Autumn McDonald, a 2015-2016 FUSE Fellow, worked with the cities of San Francisco and Oakland on the Bay Area Women’s Summit, a landmark event designed to bring together leaders in government, business, philanthropy, and education to advance policy on equity, empowerment, and opportunity for women.

One of McDonald’s goals was to expand the original summit agenda from how women can lean in and move up, to an action-oriented conversation on how the middle-class working-class, and working poor can be empowered in work and life by tackling the hurdles in the way, issues like childcare, pay equity, and others. To do this successfully, McDonald had to integrate approaches from her private-sector positions into her government role. These are some of the tactics and approaches she used. [Read more about her project.]

Start At the End, Then Work Backwards

Because public sector projects are often long-term and ongoing, it’s hard to find an “end.” But defining an end goal first as a framework — even if it’s modest — can be helpful in achieving it. Think: What do I want the outcome to be, and how do I work backwards? And based on that, here are my goals, here’s my vision, here are my activities that achieve those goals.

Whiteboard Ideas

Autumn McDonald

Though it sounds simple, one of the first things I did was talk about the need to “whiteboard” our ideas for the summit and think through them creatively as a team. The exercise of writing ideas on a board for everyone to see, making visual connections to ideas with arrows and word clouds, playing out different scenarios through illustrations — all these visual tactics allow team members to participate actively in meetings. In the summit planning sessions, once we decided the focus of the event, then we framed it out from there. If these are the three points of focus, then how does that fit into one overarching theme?

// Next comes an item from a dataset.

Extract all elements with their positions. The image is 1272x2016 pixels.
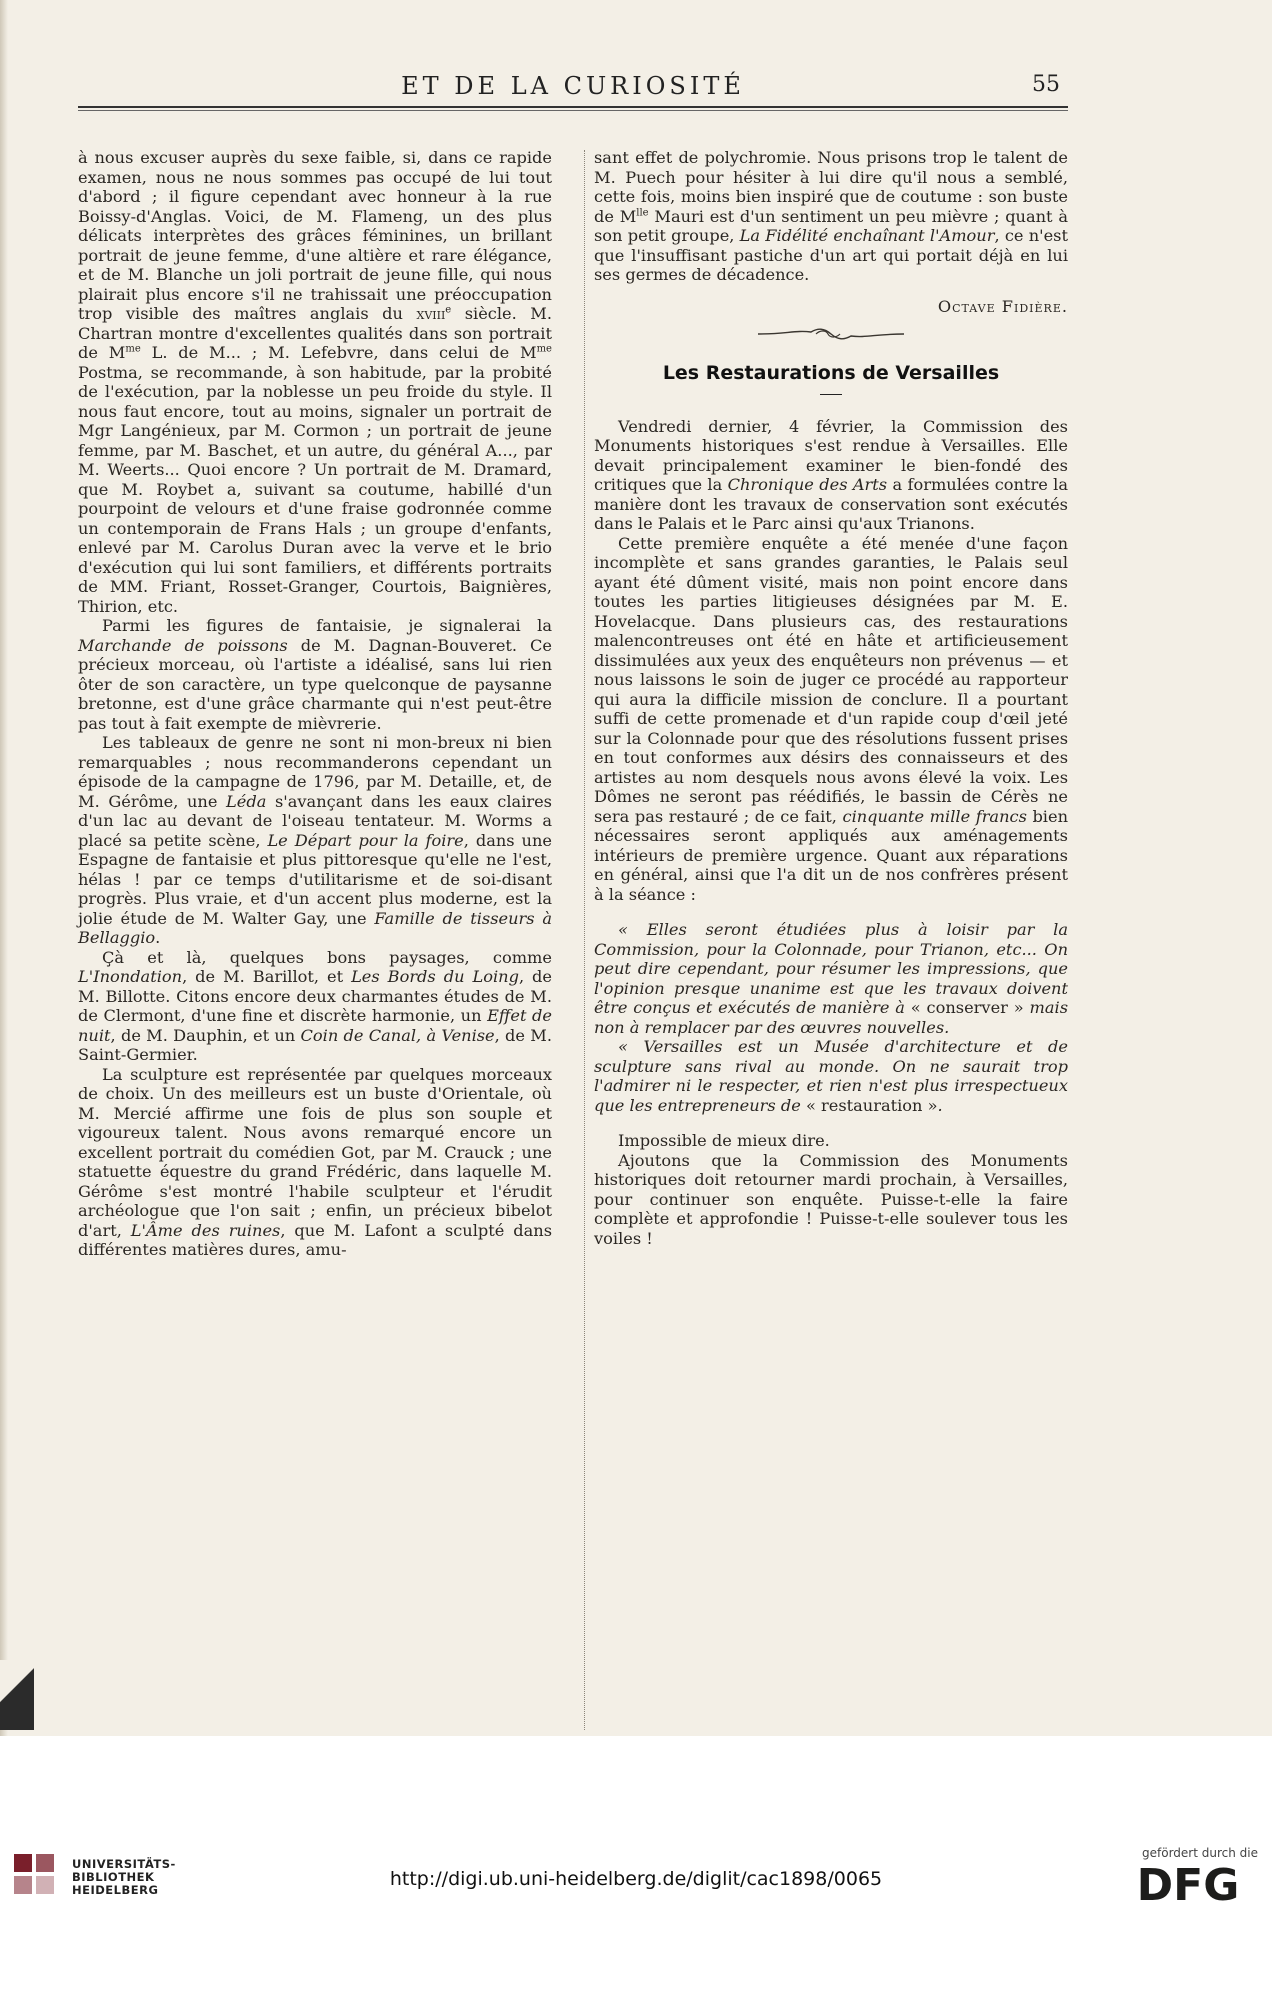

And it was a success — the staff and advisers wanted to do more whiteboarding sessions. In fact, the exercise led to the insight that teams need bigger spaces to hold these kinds of interactive, working meetings.

Collaborate Creatively

I think part of the reason whiteboards weren’t used before was the culture encouraged people to think things through on their own, but whiteboarding is much more about team thinking. It’s really about how to work creatively together. When people are accustomed to working on their individual projects, there’s rarely an occasion to work together if projects don’t relate to each other. People keep each other updated, as kind of an informed FYI. But activities like whiteboarding are a forcing function to get people accustomed to a different way of working, to collaborate creatively.

Maximize Informal Face-to-Face Time

One thing I learned in this government role was to take the time to connect with people face-to-face. In my role, I needed to do more connecting across different departments, to figure things out through informal conversation. Building energy around informal dialogue and coffees face-to-face can be so valuable. I rarely called anyone on the phone, I sent some emails, but I was constantly out talking with people. I felt that was the tone in the Mayor’s office — people getting food together and talking, out doing things together. It fused the bonds between us.